Mas como o noivo estava numa caminhonete, sem lugar para carona, as duas desistiram da ideia. Resolveram deixar para outra hora. Francine vestiu legging, top, camiseta e um casaco. A mãe se despediu e foi até a casa de uma vizinha. Eronilda diz que alertava a filha sobre o risco dos matagais no entorno do lago ser frequentado por usuários de drogas.
— Ela adorava caminhar. Ia sempre. Hoje a gente pensa em tudo isso.
Naquele dia, Francine foi caminhar mais cedo do que habitual. Costumava ir mais para o fim da tarde. Eronilda diz que começou a se preocupar com demora pelo retorno porque a filha não ficava sem dar notícias.
— Se quisessem levar as coisas dela que levassem. Mas não precisavam ter feito o que fizeram com ela. Ela era minha filha, minha amiga. Queria ter ela aqui comigo. Só quero que ele seja preso. O que ele fez não é justo — pede a mãe.
O desaparecimento
Na tarde de domingo, quando decidiu caminhar no Lago Dourado, Francine havia saído da casa do pai, Runer Rocha Ribeiro, 51 anos, no interior de Vera Cruz. A jovem esteve com ele no almoço do Dia dos Pais.

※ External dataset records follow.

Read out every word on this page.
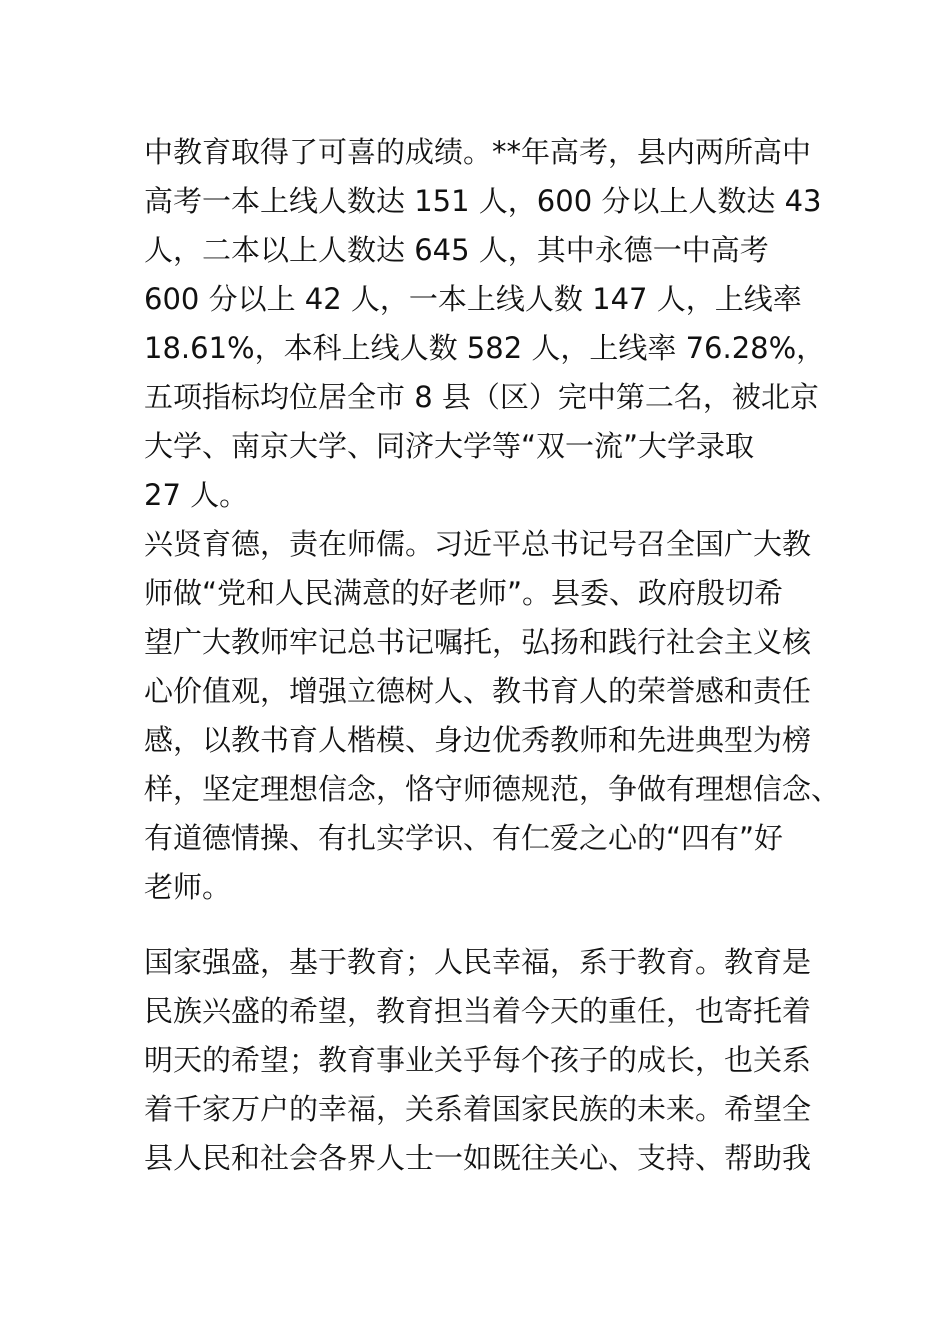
中教育取得了可喜的成绩。**年高考，县内两所高中
高考一本上线人数达 151 人，600 分以上人数达 43
人，二本以上人数达 645 人，其中永德一中高考
600 分以上 42 人，一本上线人数 147 人，上线率
18.61%，本科上线人数 582 人，上线率 76.28%，
五项指标均位居全市 8 县（区）完中第二名，被北京
大学、南京大学、同济大学等“双一流”大学录取
27 人。
兴贤育德，责在师儒。习近平总书记号召全国广大教
师做“党和人民满意的好老师”。县委、政府殷切希
望广大教师牢记总书记嘱托，弘扬和践行社会主义核
心价值观，增强立德树人、教书育人的荣誉感和责任
感，以教书育人楷模、身边优秀教师和先进典型为榜
样，坚定理想信念，恪守师德规范，争做有理想信念、
有道德情操、有扎实学识、有仁爱之心的“四有”好
老师。
国家强盛，基于教育；人民幸福，系于教育。教育是
民族兴盛的希望，教育担当着今天的重任，也寄托着
明天的希望；教育事业关乎每个孩子的成长，也关系
着千家万户的幸福，关系着国家民族的未来。希望全
县人民和社会各界人士一如既往关心、支持、帮助我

Depois, segundo o noivo, Lucas Seelig de Lima, 25 anos, com quem mantinha um relacionamento havia seis anos, ela decidiu ir caminhar no lago. O rapaz contou que deixou a jovem no local pouco antes das 15h. Depois, foi fazer um depósito bancário e retornou para Linha Ferraz, na área rural de Vera Cruz, onde ele mora.
Uma câmera no acesso ao lago registrou o momento em que ela se alonga no deck, às 14h55min. Depois, segue em caminhada pelo lado direito da pista. Ela deveria regressar para a casa da mãe. O corpo da jovem foi encontrado em matagais, a cerca de 400 metros da pista, na manhã seguinte.